The image is Mick van Houten's painting for the cover of The Green Pearl.

Thursday, 4 June 2020

A whole heron's nest of untidy ambiguities!


When the waters became calm, Ys of the Ages, Ys the Beautiful, Ys of the Many Palaces, was sunk beneath the sea. In later times, when the light was right and the water clear, fishermen sometimes glimpsed the wonderful structures of marble, where nothing moved but schools of fish.


If you haven't read Jack Vance's Lyonesse trilogy then, really, what are you doing here? Vance was a huge influence on both fantasy fiction and fantasy roleplaying, the Lyonesse books are a delight worth returning to again and again, and in point of fact they'd make a great open-world gamebook in the Fabled Lands style.

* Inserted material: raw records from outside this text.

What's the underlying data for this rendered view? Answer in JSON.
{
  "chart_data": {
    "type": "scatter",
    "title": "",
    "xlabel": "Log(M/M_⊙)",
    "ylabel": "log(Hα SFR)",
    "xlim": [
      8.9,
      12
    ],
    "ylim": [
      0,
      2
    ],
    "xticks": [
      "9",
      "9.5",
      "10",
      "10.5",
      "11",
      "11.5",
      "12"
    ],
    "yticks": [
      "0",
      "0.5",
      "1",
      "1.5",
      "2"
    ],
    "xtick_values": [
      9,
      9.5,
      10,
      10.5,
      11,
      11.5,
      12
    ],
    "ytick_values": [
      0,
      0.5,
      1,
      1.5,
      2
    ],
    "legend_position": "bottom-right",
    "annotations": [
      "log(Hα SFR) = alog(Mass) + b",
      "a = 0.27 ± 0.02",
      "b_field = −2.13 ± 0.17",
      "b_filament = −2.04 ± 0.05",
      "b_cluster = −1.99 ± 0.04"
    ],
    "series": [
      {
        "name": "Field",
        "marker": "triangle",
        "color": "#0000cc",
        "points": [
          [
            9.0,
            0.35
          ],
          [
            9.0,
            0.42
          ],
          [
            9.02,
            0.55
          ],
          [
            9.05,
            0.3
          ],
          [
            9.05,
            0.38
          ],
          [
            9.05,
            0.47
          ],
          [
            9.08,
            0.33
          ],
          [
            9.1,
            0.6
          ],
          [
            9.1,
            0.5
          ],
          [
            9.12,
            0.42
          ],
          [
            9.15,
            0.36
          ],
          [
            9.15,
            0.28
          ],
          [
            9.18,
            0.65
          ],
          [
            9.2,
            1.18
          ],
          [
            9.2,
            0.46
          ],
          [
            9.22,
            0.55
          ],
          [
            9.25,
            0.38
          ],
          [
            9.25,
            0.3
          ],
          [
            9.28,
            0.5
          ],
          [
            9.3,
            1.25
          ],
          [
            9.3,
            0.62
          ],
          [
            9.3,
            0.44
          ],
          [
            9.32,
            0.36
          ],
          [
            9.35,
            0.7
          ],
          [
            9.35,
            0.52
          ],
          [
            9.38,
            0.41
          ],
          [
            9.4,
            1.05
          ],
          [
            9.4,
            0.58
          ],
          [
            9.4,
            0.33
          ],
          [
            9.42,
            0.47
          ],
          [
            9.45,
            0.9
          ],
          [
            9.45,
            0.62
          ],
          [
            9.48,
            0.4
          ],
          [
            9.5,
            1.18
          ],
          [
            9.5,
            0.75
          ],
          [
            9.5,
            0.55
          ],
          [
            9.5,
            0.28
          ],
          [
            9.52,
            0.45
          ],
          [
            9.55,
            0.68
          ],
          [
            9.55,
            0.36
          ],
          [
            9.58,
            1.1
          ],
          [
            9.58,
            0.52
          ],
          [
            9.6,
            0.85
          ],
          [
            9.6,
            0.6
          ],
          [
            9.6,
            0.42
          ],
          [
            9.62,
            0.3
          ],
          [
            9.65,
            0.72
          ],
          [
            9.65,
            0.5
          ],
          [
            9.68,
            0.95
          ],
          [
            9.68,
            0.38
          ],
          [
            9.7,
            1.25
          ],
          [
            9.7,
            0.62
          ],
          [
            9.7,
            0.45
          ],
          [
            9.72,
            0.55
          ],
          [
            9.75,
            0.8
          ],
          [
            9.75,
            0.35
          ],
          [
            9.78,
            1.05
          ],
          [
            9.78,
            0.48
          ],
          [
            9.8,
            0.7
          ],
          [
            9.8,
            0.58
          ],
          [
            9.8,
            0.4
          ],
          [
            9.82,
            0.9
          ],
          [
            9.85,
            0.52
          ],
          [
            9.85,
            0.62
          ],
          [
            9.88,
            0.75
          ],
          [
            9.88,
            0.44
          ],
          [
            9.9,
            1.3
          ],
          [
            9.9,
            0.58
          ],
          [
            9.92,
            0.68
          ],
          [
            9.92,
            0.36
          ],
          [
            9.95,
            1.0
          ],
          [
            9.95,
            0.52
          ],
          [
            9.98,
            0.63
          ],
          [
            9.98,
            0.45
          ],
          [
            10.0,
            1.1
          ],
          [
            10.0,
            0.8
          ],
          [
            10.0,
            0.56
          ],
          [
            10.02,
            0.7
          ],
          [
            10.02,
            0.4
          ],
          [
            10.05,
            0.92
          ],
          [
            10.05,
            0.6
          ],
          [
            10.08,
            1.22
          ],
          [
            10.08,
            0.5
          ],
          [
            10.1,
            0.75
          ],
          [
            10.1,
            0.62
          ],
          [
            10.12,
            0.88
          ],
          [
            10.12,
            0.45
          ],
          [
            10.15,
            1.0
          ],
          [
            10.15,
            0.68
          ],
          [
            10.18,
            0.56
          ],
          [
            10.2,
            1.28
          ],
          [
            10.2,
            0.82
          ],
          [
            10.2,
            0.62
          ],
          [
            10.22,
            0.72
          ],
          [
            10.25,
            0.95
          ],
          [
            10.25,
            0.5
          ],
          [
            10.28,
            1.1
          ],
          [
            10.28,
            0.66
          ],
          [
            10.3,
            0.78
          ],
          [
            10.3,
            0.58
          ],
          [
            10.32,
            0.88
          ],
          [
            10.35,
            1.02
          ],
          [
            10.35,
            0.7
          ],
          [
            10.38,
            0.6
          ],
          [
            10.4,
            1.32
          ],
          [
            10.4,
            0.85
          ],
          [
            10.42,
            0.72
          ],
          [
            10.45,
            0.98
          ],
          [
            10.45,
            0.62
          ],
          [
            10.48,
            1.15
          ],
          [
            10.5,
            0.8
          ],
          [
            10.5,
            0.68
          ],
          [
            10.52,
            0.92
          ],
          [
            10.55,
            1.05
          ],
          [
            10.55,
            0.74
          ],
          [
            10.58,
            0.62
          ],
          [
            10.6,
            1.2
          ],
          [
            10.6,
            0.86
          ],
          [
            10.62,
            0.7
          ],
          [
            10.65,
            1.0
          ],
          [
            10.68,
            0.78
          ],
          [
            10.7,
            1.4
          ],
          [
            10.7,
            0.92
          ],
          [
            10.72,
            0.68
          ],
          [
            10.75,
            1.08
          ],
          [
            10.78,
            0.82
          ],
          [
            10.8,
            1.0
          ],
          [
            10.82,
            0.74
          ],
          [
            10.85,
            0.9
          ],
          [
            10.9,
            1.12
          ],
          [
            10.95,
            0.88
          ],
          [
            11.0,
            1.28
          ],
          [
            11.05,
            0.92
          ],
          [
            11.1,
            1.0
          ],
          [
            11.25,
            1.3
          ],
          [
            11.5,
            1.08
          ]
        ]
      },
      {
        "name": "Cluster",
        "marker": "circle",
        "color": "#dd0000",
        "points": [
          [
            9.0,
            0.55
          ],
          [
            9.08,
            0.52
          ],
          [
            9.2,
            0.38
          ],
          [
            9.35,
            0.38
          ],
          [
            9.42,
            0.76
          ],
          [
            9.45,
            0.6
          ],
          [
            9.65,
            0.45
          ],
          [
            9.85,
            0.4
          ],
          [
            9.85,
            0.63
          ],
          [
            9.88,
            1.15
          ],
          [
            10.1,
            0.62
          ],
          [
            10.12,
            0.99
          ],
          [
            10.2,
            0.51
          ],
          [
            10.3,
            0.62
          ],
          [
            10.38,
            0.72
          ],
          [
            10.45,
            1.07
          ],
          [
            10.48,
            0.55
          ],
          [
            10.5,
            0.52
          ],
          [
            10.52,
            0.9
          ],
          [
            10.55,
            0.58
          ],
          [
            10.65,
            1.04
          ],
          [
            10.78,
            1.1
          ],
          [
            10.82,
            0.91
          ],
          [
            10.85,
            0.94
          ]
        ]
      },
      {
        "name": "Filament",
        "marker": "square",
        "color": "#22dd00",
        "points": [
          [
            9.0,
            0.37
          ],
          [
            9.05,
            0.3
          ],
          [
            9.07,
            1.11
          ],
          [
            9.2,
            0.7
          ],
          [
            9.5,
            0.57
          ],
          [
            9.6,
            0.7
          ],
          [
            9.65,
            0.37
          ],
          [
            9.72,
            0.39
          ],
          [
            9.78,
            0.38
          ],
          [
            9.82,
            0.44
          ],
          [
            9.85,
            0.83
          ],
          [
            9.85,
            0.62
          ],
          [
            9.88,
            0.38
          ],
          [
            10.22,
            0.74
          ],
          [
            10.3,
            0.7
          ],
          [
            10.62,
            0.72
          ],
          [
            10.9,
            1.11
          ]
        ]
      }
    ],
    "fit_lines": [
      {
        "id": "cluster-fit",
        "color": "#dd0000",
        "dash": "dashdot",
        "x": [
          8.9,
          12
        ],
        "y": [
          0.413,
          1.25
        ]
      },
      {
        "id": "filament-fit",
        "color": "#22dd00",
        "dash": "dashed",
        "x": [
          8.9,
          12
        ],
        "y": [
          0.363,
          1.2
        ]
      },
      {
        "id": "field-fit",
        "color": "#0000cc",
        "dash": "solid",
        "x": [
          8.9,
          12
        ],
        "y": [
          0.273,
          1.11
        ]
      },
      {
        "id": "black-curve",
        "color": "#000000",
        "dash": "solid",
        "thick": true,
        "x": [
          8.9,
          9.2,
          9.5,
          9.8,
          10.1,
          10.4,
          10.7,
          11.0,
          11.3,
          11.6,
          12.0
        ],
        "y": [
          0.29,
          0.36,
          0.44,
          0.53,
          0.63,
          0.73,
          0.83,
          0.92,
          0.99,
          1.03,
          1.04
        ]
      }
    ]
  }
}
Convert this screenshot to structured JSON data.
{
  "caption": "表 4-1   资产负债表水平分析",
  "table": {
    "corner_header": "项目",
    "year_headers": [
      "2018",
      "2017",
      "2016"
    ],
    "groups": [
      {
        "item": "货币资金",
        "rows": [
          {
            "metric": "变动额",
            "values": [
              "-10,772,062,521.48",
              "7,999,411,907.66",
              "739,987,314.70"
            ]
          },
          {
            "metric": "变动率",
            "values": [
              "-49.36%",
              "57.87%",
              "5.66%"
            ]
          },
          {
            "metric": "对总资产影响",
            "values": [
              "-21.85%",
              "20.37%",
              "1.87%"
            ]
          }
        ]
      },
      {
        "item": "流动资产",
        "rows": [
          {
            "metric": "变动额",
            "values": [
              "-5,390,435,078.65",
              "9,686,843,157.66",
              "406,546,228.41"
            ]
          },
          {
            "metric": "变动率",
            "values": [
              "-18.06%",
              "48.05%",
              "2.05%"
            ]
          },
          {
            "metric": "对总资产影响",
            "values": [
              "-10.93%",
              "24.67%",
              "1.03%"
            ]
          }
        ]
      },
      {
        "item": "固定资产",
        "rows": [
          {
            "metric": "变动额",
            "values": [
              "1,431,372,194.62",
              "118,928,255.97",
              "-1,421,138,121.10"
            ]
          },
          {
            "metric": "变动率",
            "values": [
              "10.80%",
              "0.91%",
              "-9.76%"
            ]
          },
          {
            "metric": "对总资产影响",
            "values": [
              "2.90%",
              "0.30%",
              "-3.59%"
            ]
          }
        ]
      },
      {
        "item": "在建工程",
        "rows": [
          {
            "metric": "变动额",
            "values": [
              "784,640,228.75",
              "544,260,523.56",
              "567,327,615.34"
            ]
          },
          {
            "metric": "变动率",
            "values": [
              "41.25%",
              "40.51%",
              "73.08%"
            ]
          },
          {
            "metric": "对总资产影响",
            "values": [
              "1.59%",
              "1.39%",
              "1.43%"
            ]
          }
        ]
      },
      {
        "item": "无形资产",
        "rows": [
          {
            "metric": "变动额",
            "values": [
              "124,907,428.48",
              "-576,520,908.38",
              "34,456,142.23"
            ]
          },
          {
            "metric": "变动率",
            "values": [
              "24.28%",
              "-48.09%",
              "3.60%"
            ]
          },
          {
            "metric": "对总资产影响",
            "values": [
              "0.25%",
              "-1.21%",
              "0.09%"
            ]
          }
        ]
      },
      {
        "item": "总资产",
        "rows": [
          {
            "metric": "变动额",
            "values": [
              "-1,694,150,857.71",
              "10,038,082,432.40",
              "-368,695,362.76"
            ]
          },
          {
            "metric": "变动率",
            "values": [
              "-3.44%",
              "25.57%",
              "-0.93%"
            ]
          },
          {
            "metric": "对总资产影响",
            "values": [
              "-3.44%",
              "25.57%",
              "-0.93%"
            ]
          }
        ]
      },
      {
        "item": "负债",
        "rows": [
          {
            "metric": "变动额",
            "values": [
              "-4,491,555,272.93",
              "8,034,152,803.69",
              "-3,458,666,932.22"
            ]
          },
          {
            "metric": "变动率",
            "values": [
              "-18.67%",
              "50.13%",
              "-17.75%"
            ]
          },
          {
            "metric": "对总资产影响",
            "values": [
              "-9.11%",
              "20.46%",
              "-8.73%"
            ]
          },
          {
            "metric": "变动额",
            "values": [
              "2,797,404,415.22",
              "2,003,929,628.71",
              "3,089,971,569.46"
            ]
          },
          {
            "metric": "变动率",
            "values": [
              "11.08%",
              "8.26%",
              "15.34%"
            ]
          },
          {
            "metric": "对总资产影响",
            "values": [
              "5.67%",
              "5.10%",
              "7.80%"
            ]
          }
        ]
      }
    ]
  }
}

I don't have the rights, so we're plumb out of luck as far as the gamebook goes, but Lawrence Whitaker of The Design Mechanism has just published a Lyonesse RPG based on Mythras, the current incarnation of the game formerly known as Runequest. If the video whets your appetite, you can buy it on DriveThruRPG. (Full disclosure: I was one of the writing team and penned the sections on Ys and the Ska. But I'd be recommending it anyway, because it's Vance.)

The new RPG offers an exhaustive (500-page) guide to the world, but what if Mythras/RQ isn't your beaker of the blushful? Once you're read the Lyonesse books you'll no doubt have your own take on how to run it. There was another set of roleplaying rules published in 1999 by Men in Cheese, If you want to focus on the activities of sorcerers and their associates, Lyonesse would be a great fit with Ars Magica, I'd love to see a Powered By The Apocalypse version, and you might even use Dragon Warriors. Whatever your favourite system, just dive in. It's a world that is guaranteed to catalyze your creativity.